Seramik ve kil ile çalışma hakkında
– Kil çalışmalarınız çok etkileyici! Kil ve seramiğe olan tutkunuz ne zaman başladı? Bir hobi mi yoksa daha profesyonel mi?
– Kil hayatıma bir yıldan biraz daha kısa bir süre önce girdi. Ama şimdi kesinlikle biliyorum ki onu bekliyor ve arıyordum. Kil ile çalışmanın yaratıcılığımı tamamlayacak ve bana hacim gösterme fırsatı verecek bir şey olduğunu fark ettim. Her şey çocukların hayvanlarını modellemekle başladı ve çok hızlı bir şekilde ivme kazandı, hayal gücü ve fikirler büyük bir ağacın tacı gibi büyüdü. Ben mutluyum! Tesadüfi buluşmalar yok ve bir kez Ulyana Trandafilova’nın “Zanaat evi” çömlek atölyesine geldiğimde, sonsuza kadar orada kaldım – tüm fikirlerinizin gerçekleştiği, en rahat ve en yaratıcı atmosfere sahip harika bir yer! (Ulyana Trandafilova şimdi kendi seramik stüdyosu “KERAMANIA “nın sahibi – yazarın notu). Artık modelleme yapmadan yapamayacağımdan eminim. Ancak ürünlerimin sadece çocukların değil, yetişkinlerin de ilgisini çekeceğini hiç düşünmemiştim.

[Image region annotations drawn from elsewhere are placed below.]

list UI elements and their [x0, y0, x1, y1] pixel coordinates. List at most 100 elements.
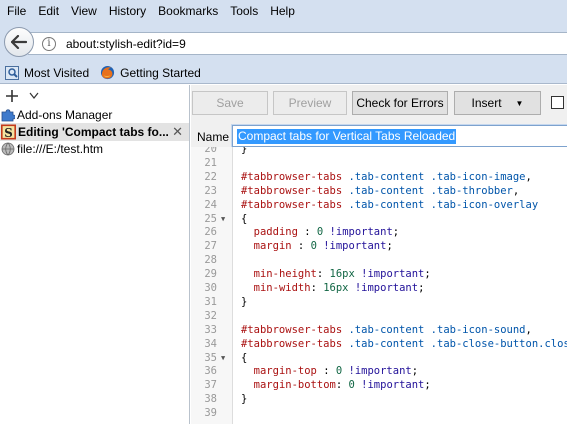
code-editor[interactable]: 20} 21 22 #tabbrowser-tabs .tab-content .ta… [191, 147, 567, 424]
line-number: 29 [204, 268, 217, 281]
name-input[interactable]: Compact tabs for Vertical Tabs Reloaded [232, 125, 567, 147]
code-text: } [241, 295, 248, 308]
code-text: #tabbrowser-tabs .tab-content .tab-icon-… [241, 198, 539, 211]
line-number: 33 [204, 323, 217, 336]
code-line[interactable]: 24 #tabbrowser-tabs .tab-content .tab-ico… [191, 198, 567, 212]
code-line[interactable]: 27 margin : 0 !important; [191, 239, 567, 253]
tab-label: Add-ons Manager [17, 108, 113, 122]
close-icon[interactable]: ✕ [172, 124, 183, 140]
code-line[interactable]: 37 margin-bottom: 0 !important; [191, 378, 567, 392]
code-text: { [241, 351, 248, 364]
name-row: Name Compact tabs for Vertical Tabs Relo… [191, 125, 567, 147]
line-number: 35 [204, 351, 217, 364]
code-line[interactable]: 36 margin-top : 0 !important; [191, 364, 567, 378]
code-line[interactable]: 34 #tabbrowser-tabs .tab-content .tab-clo… [191, 337, 567, 351]
tab-editing-compact-tabs[interactable]: S Editing 'Compact tabs fo... ✕ [0, 123, 189, 141]
name-input-value: Compact tabs for Vertical Tabs Reloaded [237, 129, 457, 144]
line-number: 39 [204, 407, 217, 420]
code-text: } [241, 147, 248, 155]
editor-toolbar: Save Preview Check for Errors Insert ▼ [191, 91, 567, 115]
code-line[interactable]: 38} [191, 392, 567, 406]
back-arrow-icon [11, 35, 27, 49]
code-line[interactable]: 28 [191, 253, 567, 267]
bookmarks-toolbar: Most Visited Getting Started [0, 62, 567, 84]
line-number: 24 [204, 198, 217, 211]
code-line[interactable]: 35 ▼ { [191, 351, 567, 365]
code-text: margin : 0 !important; [253, 240, 393, 253]
info-icon[interactable]: i [42, 36, 56, 51]
code-text: } [241, 393, 248, 406]
svg-text:S: S [4, 126, 13, 140]
line-number: 22 [204, 170, 217, 183]
firefox-icon [101, 65, 115, 80]
back-button[interactable] [4, 27, 34, 57]
line-number: 25 [204, 212, 217, 225]
url-bar[interactable]: i about:stylish-edit?id=9 [28, 32, 567, 55]
line-number: 28 [204, 254, 217, 267]
code-line[interactable]: 31} [191, 295, 567, 309]
line-number: 30 [204, 282, 217, 294]
code-line[interactable]: 29 min-height: 16px !important; [191, 267, 567, 281]
dropdown-arrow-icon: ▼ [515, 98, 524, 108]
tab-label: file:///E:/test.htm [17, 142, 104, 156]
bookmark-getting-started[interactable]: Getting Started [100, 65, 201, 80]
code-line[interactable]: 30 min-width: 16px !important; [191, 281, 567, 295]
menu-bar: File Edit View History Bookmarks Tools H… [0, 0, 567, 22]
url-text[interactable]: about:stylish-edit?id=9 [66, 37, 186, 51]
code-text: #tabbrowser-tabs .tab-content .tab-icon-… [241, 323, 532, 336]
menu-file[interactable]: File [0, 0, 32, 22]
menu-edit[interactable]: Edit [32, 0, 65, 22]
chevron-down-icon[interactable] [29, 92, 39, 100]
sidebar-toolbar [0, 85, 189, 107]
new-tab-plus-icon[interactable] [5, 89, 19, 103]
fold-arrow-icon[interactable]: ▼ [221, 351, 225, 365]
menu-history[interactable]: History [103, 0, 152, 22]
code-text: margin-top : 0 !important; [253, 365, 419, 378]
code-line[interactable]: 23 #tabbrowser-tabs .tab-content .tab-thr… [191, 184, 567, 198]
fold-arrow-icon[interactable]: ▼ [221, 212, 225, 226]
code-text: min-height: 16px !important; [253, 268, 431, 281]
menu-help[interactable]: Help [264, 0, 301, 22]
line-number: 23 [204, 184, 217, 197]
navigation-bar: i about:stylish-edit?id=9 [0, 22, 567, 62]
code-line[interactable]: 21 [191, 156, 567, 170]
bookmark-label: Getting Started [120, 65, 201, 80]
line-number: 34 [204, 337, 217, 350]
tab-file-test[interactable]: file:///E:/test.htm [0, 141, 189, 157]
puzzle-piece-icon [1, 109, 15, 122]
code-text: { [241, 212, 248, 225]
code-text: min-width: 16px !important; [253, 282, 425, 294]
save-button[interactable]: Save [192, 91, 268, 115]
menu-view[interactable]: View [65, 0, 103, 22]
code-line[interactable]: 39 [191, 406, 567, 420]
code-line[interactable]: 22 #tabbrowser-tabs .tab-content .tab-ico… [191, 170, 567, 184]
line-number: 31 [204, 295, 217, 308]
code-line[interactable]: 25 ▼ { [191, 212, 567, 226]
insert-button[interactable]: Insert ▼ [454, 91, 541, 115]
most-visited-icon [5, 65, 19, 80]
line-number: 26 [204, 226, 217, 239]
style-editor: Save Preview Check for Errors Insert ▼ Na… [191, 85, 567, 424]
option-checkbox[interactable] [551, 96, 564, 109]
code-line[interactable]: 20} [191, 147, 567, 156]
code-text: #tabbrowser-tabs .tab-content .tab-throb… [241, 184, 520, 197]
code-line[interactable]: 26 padding : 0 !important; [191, 225, 567, 239]
stylish-icon: S [1, 124, 16, 140]
code-text: #tabbrowser-tabs .tab-content .tab-icon-… [241, 170, 532, 183]
tab-label: Editing 'Compact tabs fo... [18, 125, 169, 139]
preview-button[interactable]: Preview [273, 91, 347, 115]
code-text: margin-bottom: 0 !important; [253, 379, 431, 392]
menu-bookmarks[interactable]: Bookmarks [152, 0, 224, 22]
code-line[interactable]: 32 [191, 309, 567, 323]
menu-tools[interactable]: Tools [224, 0, 264, 22]
tab-addons-manager[interactable]: Add-ons Manager [0, 107, 189, 123]
code-line[interactable]: 33 #tabbrowser-tabs .tab-content .tab-ico… [191, 323, 567, 337]
check-for-errors-button[interactable]: Check for Errors [352, 91, 448, 115]
bookmark-most-visited[interactable]: Most Visited [5, 65, 89, 80]
code-text: padding : 0 !important; [253, 226, 400, 239]
insert-label: Insert [471, 96, 502, 110]
line-number: 36 [204, 365, 217, 378]
line-number: 38 [204, 393, 217, 406]
line-number: 27 [204, 240, 217, 253]
name-label: Name [197, 130, 230, 144]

Bu arada çömlekçi çarkı beni pek cezbetmiyor ama serbest modelleme beni büyülüyor. Kuşlar, salyangozlar, balıklar, kirpiler – hepsinin kendine has bir karakteri var ve bu karakter onları eline alanlar tarafından hissediliyor. El yapımı çanak çömlekleri de çok seviyorum. Her fincan, bardak, şamdan belirli bir kişi için, onun arzuları ve özellikleri dikkate alınarak ayrı ayrı yapılır. Ayrıca küçük muayenehanemde el yapımı süslemeli vazolar da var. Seramik hakkında söylenecek çok şey var ama özet olarak şunu söyleyebilirim: Bu mucizeye bir kez dokundunuz mu, geri dönüşü yok!
– Yaratıcılık sizin için ne anlama geliyor? Bugün daha çok bir hobi mi yoksa bir yaşam tarzı mı?
– Bugün yaratıcılık kesinlikle benim hayatım, benim işim. Tuvalin başına oturmadığım bir gün bile yok (istisnalar olsa da). Emeğimin sonucunu, yani insanların duygularını, gülümsemelerini, sevinçlerini, hatta şaşkınlık ve hayretlerini gördüğümde içimi benzersiz bir sevinç duygusu kaplıyor. Eğer yaratıcılığımla insanlara neşe verebiliyorsam, bunu yapmamın bir nedeni var demektir! Bu da bana yeni eserler yaratmak için daha fazla ilham veriyor. İster yağlıboya ister seramik olsun, büyümek ve durmamak, yeni teknikler ve yöntemler öğrenmek istiyorum. Sınır yok, sadece bir isteğe ihtiyacınız var!
– Yakınlarınız yaratıcı çalışmalarınıza nasıl tepki veriyor?
– Ailem benim arkam, desteğim! Bana çok yardımcı oluyorlar ve destekliyorlar! En yakınlarım aynı zamanda benim ilk eleştirmenlerim, uzmanlarım, tüm çabalarımın ve çalışmalarımın sonuçlarının tanıkları. Aniden tüm fırçalarımı kaybettiğimde ve her şey aynı değilmiş gibi göründüğünde ve kimsenin buna ihtiyacı olmadığında bile, varlıklarıyla her şeyden önce bana kendime olan inancımı veriyorlar. Her şeyden önce ben bir anneyim, sonra da bir sanatçıyım. Üç kızım var. Hepsinde yaratıcılık yeteneği gözlemlemiyorum. Hepimiz farklıyız ama insanın içinde bir tohum varsa mutlaka filizlenir. Bunu zaman gösterecek.